Vamos olhar para duas questões: Como o
cristianismo se relaciona com a descobertas cientificas? E como a cosmovisão
cristã vê a natureza do universo e as descobertas cientificas? (Christian apologetics, Douglas Groothius. Excerto em
http://www.apologeticalliance.com/blog/)
Um
sociólogo do cristianismo, Rodney Stark, argumenta que a cosmovisão cristã medieval proveu uma
fonte de recursos intelectuais para o desenvolvimento da ciência, tecnologia e comércio. Ele argumenta que
as conquistas posteriores da Revolução Científica não foram os resultados de
"uma erupção do pensamento secular," mas antes eram "o
culminar de muitos séculos de progresso sistemático por escolásticos
medievais, sustentadas exclusivamente pela invenção cristã
do século XII, as universidades. Este desenvolvimento
foi enraizado na crença cristã de que a natureza é racionalmente cognoscível e
deve ser investigada e usada para o bem comum e da glória de Deus.”
Foi a partir do
século XVII que a ciência alcançou, no ocidente cristão, o status que possui
hoje. Isso ocorreu durante o que se chamou de Revolução Cientifica, quando
novas descobertas foram feitas na fisica, astronomia, matematica e outras
ciências.
“Isso se
deveu, em parte, à rejeição de algumas das ideias herdadas do Catolicismo
romano, no que se referia à natureza, mantidos pela Igreja na base da sua adoção
da filosofia aristotélica. Por exemplo, Francis Bacon e Blaise Pascal
(ambos cristãos) rejeitaram certas concepções a priori da natureza (fortemente influenciado pelo aristotelismo)
para uma abordagem mais experimental/empírica. Bacon desenvolveu uma abordagem indutiva
para a ciência (embora ele tenha se envolvido em algumas experiências) e Pascal
realizou experiências significativas sobre o vácuo, o comportamento de fluídos,
e assim por diante. Outras figuras seminais científicas, como Isaac Newton, Johannes
Kepler e Galileu possuiam uma visão de mundo teísta que incentivou o estudo e desenvolvimento da
criação. Eles não viam a Bíblia como um inibidor da ciência, mas como sendo compatível
com as melhores investigações de natureza.”
Apesar dessa
harmonia, claro que houveram discordâncias – apesar de não terem sido no grau
que normalmente é apontado. Tres são os campos principais de alguns tropeços e
encontrões entre fé e ciência ao longo da história: as idéias de Copérnico, o
darwinismo e a idade da terra.

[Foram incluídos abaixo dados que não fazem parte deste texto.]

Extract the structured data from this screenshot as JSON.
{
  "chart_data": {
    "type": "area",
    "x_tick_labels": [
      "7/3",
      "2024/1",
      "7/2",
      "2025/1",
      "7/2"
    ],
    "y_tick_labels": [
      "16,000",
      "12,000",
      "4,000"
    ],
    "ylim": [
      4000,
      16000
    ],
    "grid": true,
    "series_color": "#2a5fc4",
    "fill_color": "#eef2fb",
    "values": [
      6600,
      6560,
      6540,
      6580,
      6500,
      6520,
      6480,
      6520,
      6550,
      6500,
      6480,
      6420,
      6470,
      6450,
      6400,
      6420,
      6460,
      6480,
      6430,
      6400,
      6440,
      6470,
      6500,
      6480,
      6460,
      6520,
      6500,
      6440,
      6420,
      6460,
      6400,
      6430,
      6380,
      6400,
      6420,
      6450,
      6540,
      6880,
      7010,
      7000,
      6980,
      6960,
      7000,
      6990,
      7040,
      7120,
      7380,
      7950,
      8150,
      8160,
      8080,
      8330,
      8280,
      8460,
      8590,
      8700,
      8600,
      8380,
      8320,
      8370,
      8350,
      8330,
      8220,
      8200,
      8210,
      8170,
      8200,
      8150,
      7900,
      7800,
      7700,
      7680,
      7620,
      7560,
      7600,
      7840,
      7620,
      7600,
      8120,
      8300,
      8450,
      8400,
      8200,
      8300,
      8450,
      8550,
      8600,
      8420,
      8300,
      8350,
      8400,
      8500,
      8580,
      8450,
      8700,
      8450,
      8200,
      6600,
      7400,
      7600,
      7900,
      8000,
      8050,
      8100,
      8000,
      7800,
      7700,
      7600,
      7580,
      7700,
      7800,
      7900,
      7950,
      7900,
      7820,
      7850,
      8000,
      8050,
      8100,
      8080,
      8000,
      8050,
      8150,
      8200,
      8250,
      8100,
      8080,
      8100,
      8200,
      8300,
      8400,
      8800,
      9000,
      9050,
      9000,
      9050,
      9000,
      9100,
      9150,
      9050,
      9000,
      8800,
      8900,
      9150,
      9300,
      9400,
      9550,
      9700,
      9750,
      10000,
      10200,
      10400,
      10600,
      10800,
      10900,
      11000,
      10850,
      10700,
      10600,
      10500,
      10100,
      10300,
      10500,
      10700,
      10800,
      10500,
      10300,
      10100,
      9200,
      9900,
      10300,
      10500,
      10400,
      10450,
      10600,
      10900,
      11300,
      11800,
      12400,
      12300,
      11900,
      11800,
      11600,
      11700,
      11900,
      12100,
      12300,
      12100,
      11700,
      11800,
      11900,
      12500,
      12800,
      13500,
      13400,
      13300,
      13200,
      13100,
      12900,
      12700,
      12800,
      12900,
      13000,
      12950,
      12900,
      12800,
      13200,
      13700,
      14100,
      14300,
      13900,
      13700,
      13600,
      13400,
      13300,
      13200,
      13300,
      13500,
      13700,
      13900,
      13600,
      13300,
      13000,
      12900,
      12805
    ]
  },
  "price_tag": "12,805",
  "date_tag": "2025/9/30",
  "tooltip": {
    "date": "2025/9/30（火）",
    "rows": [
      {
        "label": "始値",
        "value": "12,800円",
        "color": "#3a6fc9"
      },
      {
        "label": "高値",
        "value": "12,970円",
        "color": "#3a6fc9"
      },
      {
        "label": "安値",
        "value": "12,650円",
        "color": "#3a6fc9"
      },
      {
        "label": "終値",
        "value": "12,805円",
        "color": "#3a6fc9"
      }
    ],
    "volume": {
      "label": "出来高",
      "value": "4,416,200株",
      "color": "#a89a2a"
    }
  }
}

Mesmo entre cristãos são pontos de debates, vide
evolucionistas cristãos e o debate terra antiga x terra jovem.
Um exemplo principal de discordância mais famoso é o conflito de Galileu com as autoridades
da Igreja Católica.
Galileu era um cristão e não via discordância entre a
Biblia e a ciência natural. Para Galileu a Biblia não devia ser pressionada
para além do que ela queria comunicar. Ele não estava negando a verdade da
Biblia, mas sim a sua má interpretação. Portanto, dentro de sua visão de mundo,
Galileu trabalhou sobre a teoria copernicana heliocêntrica
e a confirmou através de observação telescópica. A igreja se opôs à teoria de
Galileu mais na base de seu compromisso com princípios aristotélicos sobre a
natureza do que em um conflito entre a Bíblia e as novas descobertas
cientificas. Os argumentos cientificos de Galileu ameaçavam também o pensamento
filosófico acadadêmico da época.
Era uma época complicada a de Galileu, em que a visão de
mundo aristotélica começava a apresentar rachaduras e a Reforma Protestante
desafiava a autoridade de Roma. John Lennox, um matemático atual, aponta que a
oposição não era meramente intelectual e política. Galileu era, digamos assim, “sem
noção”, sem tato. Ele irritou a elite da época escrevendo em italiano, não em
latim, para que as pessoas comuns compreendessem o que ele estava dizendo.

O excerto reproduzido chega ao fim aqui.